Donnerstag, 4. März 2010

Das erste Jahr

Donnerstag. Heute vor einem Jahr habe ich das erste Mal meinen Fuss auf dieses Krankenhausschiff, der Africa Mercy gesetzt. Ein Jahr! Wie es mir dabei geht? Super zufrieden. Die Zeit ist wie im Flug vergangen und doch kommt mir das Leben in Berlin Ewigkeiten her vor. Das Leben in Gemeinschaft hat einfach eine ganz andere Dynamik. Deswegen kommt mir hier die Zeit so lang vor. Ich habe das Gefühl, dass ich viele hier schon seit Jahren kenne, obwohl es gerade mal ein paar Monate sind. Auf der anderen Seite habe ich schon so lange auf diesen Moment gewartet und jetzt ist er da. EIN JAHR! Irgendwie habe ich das Gefühl, dass ich endlich angekommen bin.
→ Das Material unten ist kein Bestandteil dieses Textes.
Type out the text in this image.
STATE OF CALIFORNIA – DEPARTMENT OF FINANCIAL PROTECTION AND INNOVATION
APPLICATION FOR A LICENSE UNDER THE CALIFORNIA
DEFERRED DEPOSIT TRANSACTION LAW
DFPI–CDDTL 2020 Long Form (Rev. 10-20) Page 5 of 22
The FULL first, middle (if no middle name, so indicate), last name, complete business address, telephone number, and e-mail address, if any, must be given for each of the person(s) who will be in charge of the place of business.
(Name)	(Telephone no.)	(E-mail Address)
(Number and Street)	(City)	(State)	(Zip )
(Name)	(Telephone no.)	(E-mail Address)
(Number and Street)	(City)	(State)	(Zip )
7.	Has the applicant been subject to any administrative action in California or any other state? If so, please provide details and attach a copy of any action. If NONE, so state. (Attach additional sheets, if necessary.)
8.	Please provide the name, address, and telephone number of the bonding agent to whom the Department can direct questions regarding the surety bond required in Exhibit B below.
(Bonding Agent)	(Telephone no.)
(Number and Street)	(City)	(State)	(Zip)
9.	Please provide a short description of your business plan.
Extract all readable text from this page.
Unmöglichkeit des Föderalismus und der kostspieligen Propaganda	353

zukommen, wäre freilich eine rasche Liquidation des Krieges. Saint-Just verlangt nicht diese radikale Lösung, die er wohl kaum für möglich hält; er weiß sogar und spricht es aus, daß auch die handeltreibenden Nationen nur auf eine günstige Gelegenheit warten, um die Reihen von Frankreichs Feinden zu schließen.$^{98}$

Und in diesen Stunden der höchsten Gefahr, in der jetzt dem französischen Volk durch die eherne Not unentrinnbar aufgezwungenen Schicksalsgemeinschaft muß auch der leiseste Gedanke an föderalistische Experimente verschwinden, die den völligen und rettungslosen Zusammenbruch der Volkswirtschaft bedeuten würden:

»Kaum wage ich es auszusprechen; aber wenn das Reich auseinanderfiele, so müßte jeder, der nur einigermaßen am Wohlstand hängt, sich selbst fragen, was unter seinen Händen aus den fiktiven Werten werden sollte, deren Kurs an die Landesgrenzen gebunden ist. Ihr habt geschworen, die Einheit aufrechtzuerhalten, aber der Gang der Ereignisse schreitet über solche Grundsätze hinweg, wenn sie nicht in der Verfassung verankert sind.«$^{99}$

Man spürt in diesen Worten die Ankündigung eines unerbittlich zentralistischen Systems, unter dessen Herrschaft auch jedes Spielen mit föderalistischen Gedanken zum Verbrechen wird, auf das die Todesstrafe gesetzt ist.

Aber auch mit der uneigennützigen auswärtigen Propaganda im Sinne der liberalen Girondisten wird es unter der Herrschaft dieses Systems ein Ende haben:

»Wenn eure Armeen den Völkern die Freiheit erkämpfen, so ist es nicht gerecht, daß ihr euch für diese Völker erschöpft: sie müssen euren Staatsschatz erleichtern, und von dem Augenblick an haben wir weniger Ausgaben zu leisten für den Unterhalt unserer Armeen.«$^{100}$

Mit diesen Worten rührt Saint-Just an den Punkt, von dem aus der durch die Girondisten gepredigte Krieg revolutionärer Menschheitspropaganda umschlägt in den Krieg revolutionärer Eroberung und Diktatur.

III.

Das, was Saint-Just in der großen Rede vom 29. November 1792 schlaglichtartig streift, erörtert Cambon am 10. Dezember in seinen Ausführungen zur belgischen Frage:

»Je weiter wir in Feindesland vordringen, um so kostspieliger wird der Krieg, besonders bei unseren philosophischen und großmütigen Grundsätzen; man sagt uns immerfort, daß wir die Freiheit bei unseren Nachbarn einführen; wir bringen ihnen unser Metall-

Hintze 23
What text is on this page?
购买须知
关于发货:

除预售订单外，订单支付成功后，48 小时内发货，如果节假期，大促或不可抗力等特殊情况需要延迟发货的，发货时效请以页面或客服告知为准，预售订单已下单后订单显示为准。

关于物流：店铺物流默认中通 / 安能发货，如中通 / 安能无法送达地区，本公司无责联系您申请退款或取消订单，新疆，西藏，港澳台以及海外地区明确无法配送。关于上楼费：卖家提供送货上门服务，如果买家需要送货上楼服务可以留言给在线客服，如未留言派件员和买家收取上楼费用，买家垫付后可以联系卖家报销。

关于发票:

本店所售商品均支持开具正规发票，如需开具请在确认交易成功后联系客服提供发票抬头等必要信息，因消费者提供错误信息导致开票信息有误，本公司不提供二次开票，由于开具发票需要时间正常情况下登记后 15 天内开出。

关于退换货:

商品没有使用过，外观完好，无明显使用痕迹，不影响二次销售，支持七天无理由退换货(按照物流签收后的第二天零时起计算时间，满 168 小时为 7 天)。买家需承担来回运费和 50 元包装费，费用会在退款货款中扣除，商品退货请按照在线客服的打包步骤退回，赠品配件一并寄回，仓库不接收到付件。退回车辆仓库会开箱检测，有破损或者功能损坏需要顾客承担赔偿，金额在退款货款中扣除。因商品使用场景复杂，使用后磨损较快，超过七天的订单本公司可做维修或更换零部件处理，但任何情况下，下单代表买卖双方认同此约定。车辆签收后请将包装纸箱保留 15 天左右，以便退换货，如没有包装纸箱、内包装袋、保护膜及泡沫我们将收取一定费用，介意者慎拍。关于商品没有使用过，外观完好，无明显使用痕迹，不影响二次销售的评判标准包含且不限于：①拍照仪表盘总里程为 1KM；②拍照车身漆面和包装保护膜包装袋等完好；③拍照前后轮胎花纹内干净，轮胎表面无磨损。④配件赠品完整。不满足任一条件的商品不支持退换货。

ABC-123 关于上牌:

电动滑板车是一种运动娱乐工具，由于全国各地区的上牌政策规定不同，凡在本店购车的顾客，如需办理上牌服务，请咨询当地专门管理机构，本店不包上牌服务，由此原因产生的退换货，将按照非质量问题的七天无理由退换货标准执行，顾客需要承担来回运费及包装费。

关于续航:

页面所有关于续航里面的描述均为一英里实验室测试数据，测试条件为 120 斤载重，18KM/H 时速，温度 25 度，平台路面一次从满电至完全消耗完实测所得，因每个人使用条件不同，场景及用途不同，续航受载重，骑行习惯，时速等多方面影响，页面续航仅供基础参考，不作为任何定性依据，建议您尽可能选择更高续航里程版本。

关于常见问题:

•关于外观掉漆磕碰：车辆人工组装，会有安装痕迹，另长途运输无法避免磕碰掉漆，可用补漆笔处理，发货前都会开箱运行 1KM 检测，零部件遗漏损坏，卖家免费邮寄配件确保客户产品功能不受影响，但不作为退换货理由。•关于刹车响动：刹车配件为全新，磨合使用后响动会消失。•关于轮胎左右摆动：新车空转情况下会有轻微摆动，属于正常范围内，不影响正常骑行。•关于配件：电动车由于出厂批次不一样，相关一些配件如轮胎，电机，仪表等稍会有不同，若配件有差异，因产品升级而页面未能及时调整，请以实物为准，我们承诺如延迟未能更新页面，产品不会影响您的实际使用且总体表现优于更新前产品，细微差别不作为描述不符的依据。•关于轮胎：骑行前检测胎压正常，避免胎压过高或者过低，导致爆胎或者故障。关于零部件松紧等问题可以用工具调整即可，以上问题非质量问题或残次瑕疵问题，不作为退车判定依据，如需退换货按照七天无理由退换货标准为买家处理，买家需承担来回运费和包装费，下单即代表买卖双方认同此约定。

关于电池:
Es ist nicht so einfach zu beschreiben, da ich in Benin schon das Gefühl hatte, dort zu sein, wo ich hingehöre, aber irgendetwas hat sich verändert und ich weiß nicht genau was. Ich liebe Afrika, ich liebe die kleinen Babys, die Menschen, unsere Patienten, die Klinik, Togo uvm. Ich liebe es, den Müttern beim Betreten des Behandlungsraumes ihr Kind abzunehmen und mit ihm Quatsch zu machen, während ich nebenbei natürlich auch assistiere ;) Etwas Tieferes als nur das Gefühl, am richtigen Platz zu sein hat mich berührt und es fühlt sich gut an. An dieser Stelle möchte ich mich bei allen bedanken, die das letzte Jahr für mich gebetet haben. Ich glaube, dass das der Grund ist und ich kann euch gar nicht genug sagen, wie dankbar ich bin. Aber nicht nur Gebet, sondern auch ein riesiges Dankeschön an alle, die mich finanziell unterstützt haben. Ihr habt Großes erst möglich gemacht. Abgesehen davon, dass ich meine monatlichen Kosten decken konnte, hatte ich z.B. auch die Möglichkeit Weihnachten mit meiner Familie und meinen Freunden zu verbringen. Wenn ich über alles dieses nachdenke, bin ich total überwältigt. So viele kleine Wunder, die ich das letzte Jahr sehen konnte und ich bin mittendrin und ihr seid mitdabei.